Tandis qu’il sortait avec R. Daneel du bureau d’Enderby, il entendit encore celui-ci murmurer : « Le mobile !… Le mobile !… »

Il avala un léger repas dans la petite salle à manger de la préfecture de Police, laquelle était rarement utilisée. Cette collation consistait en une tomate séchée sur de la laitue, et il l’ingurgita sans même se rendre compte de ce que c’était ; une seconde ou deux après avoir mis dans sa bouche la dernière cuillerée, il s’aperçut qu’il continuait automatiquement à chercher dans son assiette vide des aliments qui n’y étaient plus.

— Quel imbécile je suis ! grommela-t-il en repoussant son couvert.

Puis il appela R. Daneel ; celui-ci s’était assis à une table voisine, comme s’il voulait laisser Baley réfléchir en paix à ce qui, de toute évidence, le préoccupait, à moins que ce ne fût pour mieux méditer lui-même ; mais l’inspecteur ne s’attarda pas à déterminer quelle était la véritable raison de cet éloignement.

Daneel se leva et vint s’asseoir à la table de Baley.

— Que désirez-vous, mon cher associé ? dit-il.

— Daneel, lui répondit Baley sans le regarder. J’ai besoin que vous m’aidiez.

— A quoi faire, Elijah ?

— On va nous interroger, Jessie et moi : c’est certain. Laissez-moi répondre à ma façon. Vous me comprenez ?

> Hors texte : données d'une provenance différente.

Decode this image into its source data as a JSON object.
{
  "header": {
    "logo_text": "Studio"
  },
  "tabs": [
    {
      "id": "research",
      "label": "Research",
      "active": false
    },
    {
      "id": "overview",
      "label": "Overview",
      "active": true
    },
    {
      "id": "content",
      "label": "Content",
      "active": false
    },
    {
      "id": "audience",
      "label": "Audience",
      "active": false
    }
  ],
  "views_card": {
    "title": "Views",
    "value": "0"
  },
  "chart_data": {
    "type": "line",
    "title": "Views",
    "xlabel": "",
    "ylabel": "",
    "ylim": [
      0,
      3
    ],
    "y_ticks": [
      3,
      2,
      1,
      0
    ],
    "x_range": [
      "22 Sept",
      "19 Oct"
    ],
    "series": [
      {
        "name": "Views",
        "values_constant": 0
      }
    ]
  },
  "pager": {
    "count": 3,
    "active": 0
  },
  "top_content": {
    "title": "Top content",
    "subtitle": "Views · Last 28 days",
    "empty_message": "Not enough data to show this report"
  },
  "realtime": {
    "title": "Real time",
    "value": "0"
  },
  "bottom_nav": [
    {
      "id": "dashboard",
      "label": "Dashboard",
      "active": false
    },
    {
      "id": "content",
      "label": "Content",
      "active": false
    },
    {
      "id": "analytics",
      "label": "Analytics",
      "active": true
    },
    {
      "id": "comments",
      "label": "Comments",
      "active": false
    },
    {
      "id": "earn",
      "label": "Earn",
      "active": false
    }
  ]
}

— Je comprends ce que vous me dites, bien sûr ! Mais si l’on me pose nettement une question, comment pourrai-je dire autre chose que la vérité ?

— Si l’on vous interroge, c’est une autre affaire. Tout ce que je vous demande, c’est de ne pas fournir de renseignements, de votre propre initiative. Vous pouvez le faire, n’est-ce pas ?

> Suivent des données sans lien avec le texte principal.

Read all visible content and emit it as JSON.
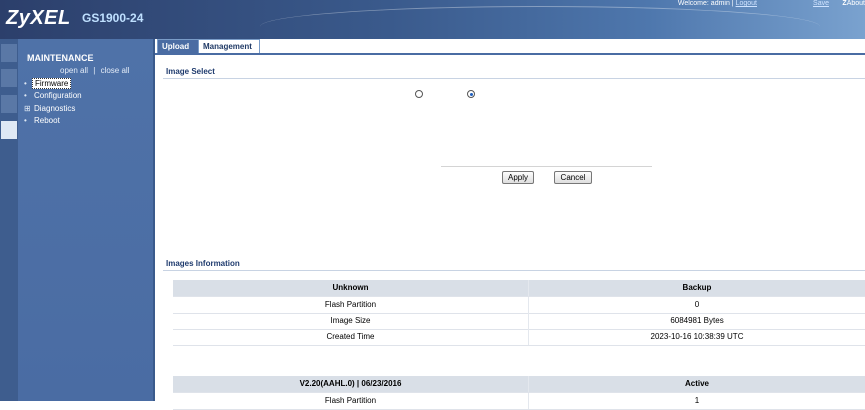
{
  "header": {
    "brand": "ZyXEL",
    "model": "GS1900-24",
    "welcome": "Welcome: admin |",
    "logout": "Logout",
    "save": "Save",
    "about": "About"
  },
  "sidebar": {
    "title": "MAINTENANCE",
    "open_all": "open all",
    "separator": "|",
    "close_all": "close all",
    "items": [
      {
        "marker": "•",
        "label": "Firmware"
      },
      {
        "marker": "•",
        "label": "Configuration"
      },
      {
        "marker": "⊞",
        "label": "Diagnostics"
      },
      {
        "marker": "•",
        "label": "Reboot"
      }
    ]
  },
  "tabs": [
    {
      "label": "Upload"
    },
    {
      "label": "Management"
    }
  ],
  "image_select": {
    "title": "Image Select",
    "radio_1_selected": false,
    "radio_2_selected": true,
    "apply_label": "Apply",
    "cancel_label": "Cancel"
  },
  "images_info": {
    "title": "Images Information",
    "rows": [
      {
        "left": "Unknown",
        "right": "Backup",
        "header": true
      },
      {
        "left": "Flash Partition",
        "right": "0"
      },
      {
        "left": "Image Size",
        "right": "6084981 Bytes"
      },
      {
        "left": "Created Time",
        "right": "2023-10-16 10:38:39 UTC"
      },
      {
        "left": "V2.20(AAHL.0) | 06/23/2016",
        "right": "Active",
        "header": true
      },
      {
        "left": "Flash Partition",
        "right": "1"
      }
    ]
  },
  "colors": {
    "header_dark": "#2c3f6b",
    "sidebar": "#4a6ca3",
    "section_title": "#1f3b6e",
    "table_header": "#d9dfe7"
  }
}
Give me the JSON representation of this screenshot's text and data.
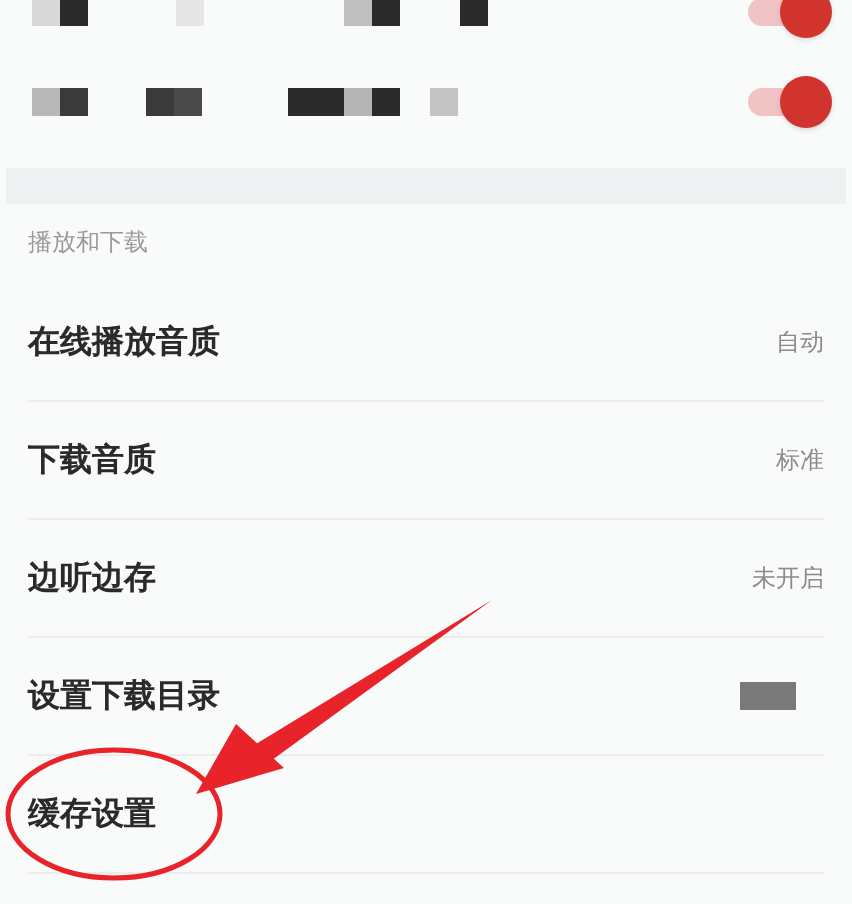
{
  "toggles": [
    {
      "on": true
    },
    {
      "on": true
    }
  ],
  "section": {
    "title": "播放和下载",
    "items": [
      {
        "label": "在线播放音质",
        "kind": "text",
        "value": "自动"
      },
      {
        "label": "下载音质",
        "kind": "text",
        "value": "标准"
      },
      {
        "label": "边听边存",
        "kind": "text",
        "value": "未开启"
      },
      {
        "label": "设置下载目录",
        "kind": "redacted"
      },
      {
        "label": "缓存设置",
        "kind": "none"
      }
    ]
  }
}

— Je pense que oui, Elijah, pourvu que l’on ne s’aperçoive pas que je cause du tort à quelqu’un en gardant le silence.

— C’est à moi que vous causerez du tort si vous parlez ! Cela, je peux vous en donner l’assurance !

— Je ne comprends pas très bien votre point de vue, Elijah. Car, enfin, l’affaire R. Sammy ne vous concerne absolument pas.

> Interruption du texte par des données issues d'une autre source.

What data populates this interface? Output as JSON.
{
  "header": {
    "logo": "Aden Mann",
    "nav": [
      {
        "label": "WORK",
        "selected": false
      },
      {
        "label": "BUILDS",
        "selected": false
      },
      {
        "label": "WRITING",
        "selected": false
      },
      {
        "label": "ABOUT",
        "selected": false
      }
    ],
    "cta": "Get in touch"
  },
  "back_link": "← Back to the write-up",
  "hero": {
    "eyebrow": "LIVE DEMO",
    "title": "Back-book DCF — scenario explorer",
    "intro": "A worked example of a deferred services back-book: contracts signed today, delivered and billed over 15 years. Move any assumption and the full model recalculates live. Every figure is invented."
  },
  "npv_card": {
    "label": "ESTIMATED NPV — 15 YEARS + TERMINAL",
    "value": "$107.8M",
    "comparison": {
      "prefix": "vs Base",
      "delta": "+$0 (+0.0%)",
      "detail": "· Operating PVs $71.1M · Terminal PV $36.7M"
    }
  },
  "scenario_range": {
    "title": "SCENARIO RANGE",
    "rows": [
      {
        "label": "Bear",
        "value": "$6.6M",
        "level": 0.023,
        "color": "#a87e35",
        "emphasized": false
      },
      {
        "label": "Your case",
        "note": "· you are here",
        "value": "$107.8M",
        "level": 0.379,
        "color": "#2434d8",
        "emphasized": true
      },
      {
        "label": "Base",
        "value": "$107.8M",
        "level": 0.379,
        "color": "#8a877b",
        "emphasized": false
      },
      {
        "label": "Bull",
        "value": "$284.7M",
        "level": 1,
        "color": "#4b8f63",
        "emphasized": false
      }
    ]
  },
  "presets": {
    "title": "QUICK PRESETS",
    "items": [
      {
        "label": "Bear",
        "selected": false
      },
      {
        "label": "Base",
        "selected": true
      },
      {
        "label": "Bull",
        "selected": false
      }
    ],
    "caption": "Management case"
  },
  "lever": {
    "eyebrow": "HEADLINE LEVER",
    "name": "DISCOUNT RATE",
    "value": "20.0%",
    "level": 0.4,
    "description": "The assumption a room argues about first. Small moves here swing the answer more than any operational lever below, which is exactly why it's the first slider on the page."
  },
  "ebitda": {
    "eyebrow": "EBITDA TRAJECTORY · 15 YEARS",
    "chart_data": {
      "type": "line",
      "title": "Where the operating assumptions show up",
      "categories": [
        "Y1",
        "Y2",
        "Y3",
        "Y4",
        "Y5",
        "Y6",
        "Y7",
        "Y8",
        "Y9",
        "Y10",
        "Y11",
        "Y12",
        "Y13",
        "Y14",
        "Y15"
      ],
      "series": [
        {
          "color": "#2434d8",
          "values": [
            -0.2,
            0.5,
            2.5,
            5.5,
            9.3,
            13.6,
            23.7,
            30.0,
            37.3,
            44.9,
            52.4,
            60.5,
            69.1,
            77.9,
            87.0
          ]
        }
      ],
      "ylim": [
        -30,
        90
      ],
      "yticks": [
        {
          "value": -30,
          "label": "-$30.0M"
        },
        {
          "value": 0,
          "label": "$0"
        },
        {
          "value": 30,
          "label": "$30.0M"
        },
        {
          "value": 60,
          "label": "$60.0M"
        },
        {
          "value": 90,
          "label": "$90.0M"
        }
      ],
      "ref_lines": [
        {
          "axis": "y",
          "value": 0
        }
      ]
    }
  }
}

— Ah ! vous croyez ça ! Tout tourne autour du mobile qui a incité quelqu’un à commettre cet acte. Vous avez vous-même défini le problème. Le commissaire principal s’est aussi posé la question. J’en fais autant moi-même. Pourquoi quelqu’un a-t-il désiré supprimer R. Sammy ? Remarquez bien ceci : il ne s’agit pas seulement d’avoir voulu supprimer les robots en général, car c’est un mobile qui pourrait être constaté chez n’importe quel Terrien. La question capitale, c’est de savoir qui a pu vouloir éliminer R. Sammy. Vince Barrett en était capable, mais le commissaire a estimé que ce gosse n’aurait jamais pu se procurer un vaporisateur d’alpha, et il a eu raison. Il faut chercher ailleurs, et il se trouve qu’une autre personne avait un mobile pour commettre cet acte. C’est d’une évidence criante, aveuglante. Ca se sent à plein nez !

— Et qui est cette personne, Elijah ?

— C’est moi, Daneel ! dit doucement Baley.

Le visage inexpressif de R. Daneel ne changea pas à l’énoncé de cette déclaration, et le robot se borna à secouer vigoureusement la tête.

— Vous n’êtes pas d’accord, à ce que je vois, reprit l’inspecteur. Voyons ! Ma femme est venue au bureau aujourd’hui. Tout le monde le sait, et le commissaire s’est même demandé ce qu’elle était venue faire ici. Si je n’étais pas un de ses amis personnels, il n’aurait pas cessé si vite de m’interroger. Mais on va sûrement découvrir pourquoi Jessie est venue ; c’est inévitable. Elle faisait partie d’une conspiration, stupide et inoffensive sans doute, mais pourtant réelle. Or, un inspecteur de police ne peut se permettre d’avoir une femme mêlée à ce genre d’histoire. Mon intérêt évident a donc été de veiller à étouffer l’affaire. Qui, en fait, était au courant ? Vous et moi, et Jessie bien entendu, et puis R. Sammy. Il l’a vue dans un état d’affolement complet. Quand il lui a interdit l’entrée du bureau, elle a dû perdre la tête : rappelez-vous la mine qu’elle avait quand elle est entrée !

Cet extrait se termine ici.